Смотрю, Ецис тоже подхватывается и перекидывает дальше свой сенник, за мной. А я — за ним. Он опять за мной. Отодвинулись мы далеконько от того места, и ничего с нами худого не случилось.
— Видишь! А ослушался бы, опять бы какая-нибудь хвороба напала.
— Не ослушаешься, коли с места сгоняют… Когда просто по имени окликнут, и то жди беды. А отзываться и не думай!
— Истинная правда, — встревает писклявый женский голосок. — Помните, что с Илжей стало — бабкой Грининого Яниса. Ей голову свернуло на правое плечо. До самой смерти увечная проходила. Малой девчонкой пошла она в полдень по ягоды на вырубку. Жара стояла страшенная. Вдруг из кустов будто родная мать ее кличет: «Илжа, Ил-жу-у!» Девчонка сдуру возьми да отзовись. Тут разом ветер задул, и к ней, с пенька на пенек вприскочку, подлетел какой-то темно-красный пучок. Илжа оцепенела и с перепугу пригнула голову к правому плечу; так весь век и проходила.

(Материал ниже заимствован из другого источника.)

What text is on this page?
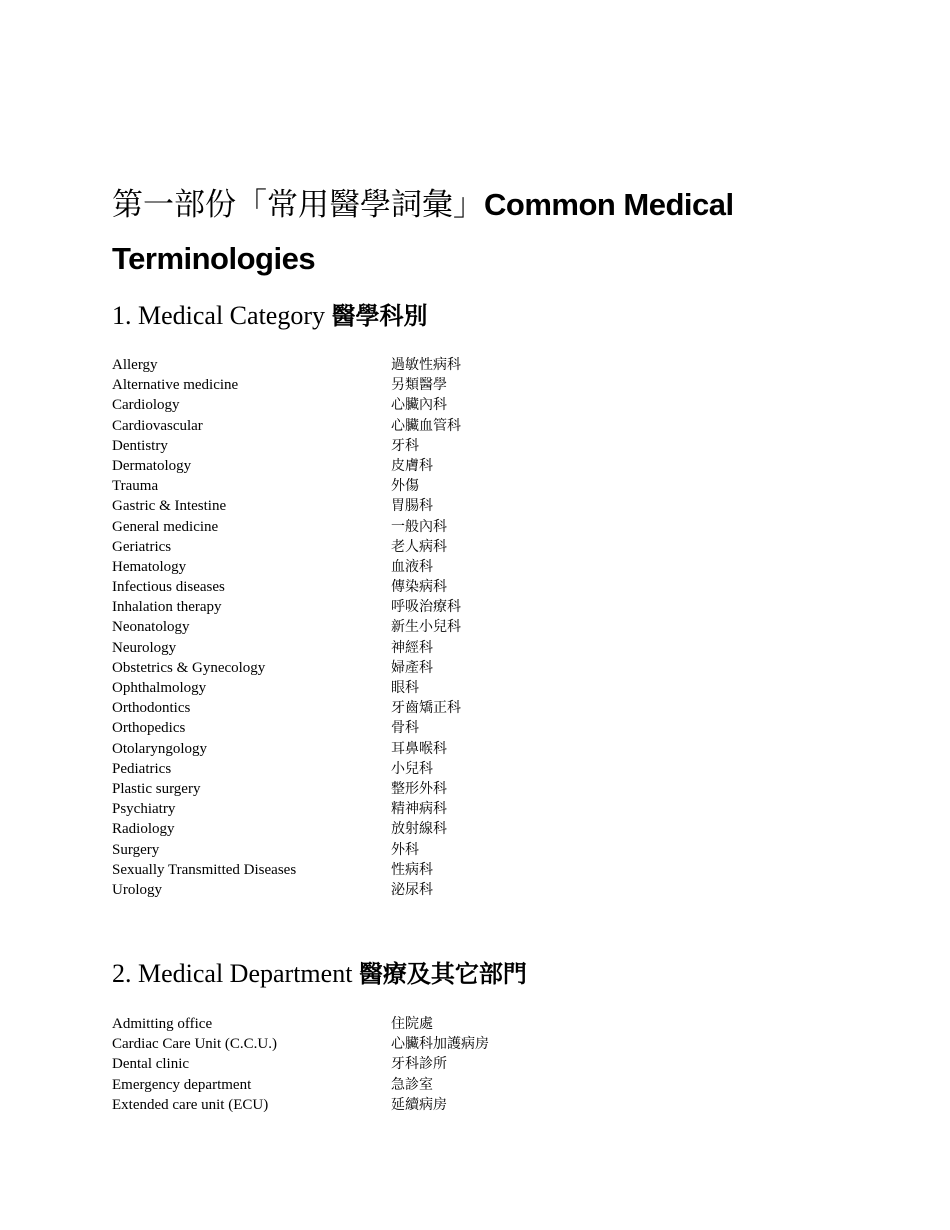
第一部份「常用醫學詞彙」Common Medical Terminologies
1. Medical Category 醫學科別
Allergy	過敏性病科
Alternative medicine	另類醫學
Cardiology	心臟內科
Cardiovascular	心臟血管科
Dentistry	牙科
Dermatology	皮膚科
Trauma	外傷
Gastric & Intestine	胃腸科
General medicine	一般內科
Geriatrics	老人病科
Hematology	血液科
Infectious diseases	傳染病科
Inhalation therapy	呼吸治療科
Neonatology	新生小兒科
Neurology	神經科
Obstetrics & Gynecology	婦產科
Ophthalmology	眼科
Orthodontics	牙齒矯正科
Orthopedics	骨科
Otolaryngology	耳鼻喉科
Pediatrics	小兒科
Plastic surgery	整形外科
Psychiatry	精神病科
Radiology	放射線科
Surgery	外科
Sexually Transmitted Diseases	性病科
Urology	泌尿科
2. Medical Department 醫療及其它部門
Admitting office	住院處
Cardiac Care Unit (C.C.U.)	心臟科加護病房
Dental clinic	牙科診所
Emergency department	急診室
Extended care unit (ECU)	延續病房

— И с сестрой Арума Лиепиня в точности такое было, — подхватывает другой женский голос. — Вывела она ночью ребятенка на двор. Погода стояла тихая, без ветра, а только видит, катится по дорожке вроде бы пучок волос, подкатился к ее парнишке и сгинул. Малец ничего худого не почуял, не жаловался, а только на другой день занемог и помер.
— Такое, голубушка, мне самой довелось пережить…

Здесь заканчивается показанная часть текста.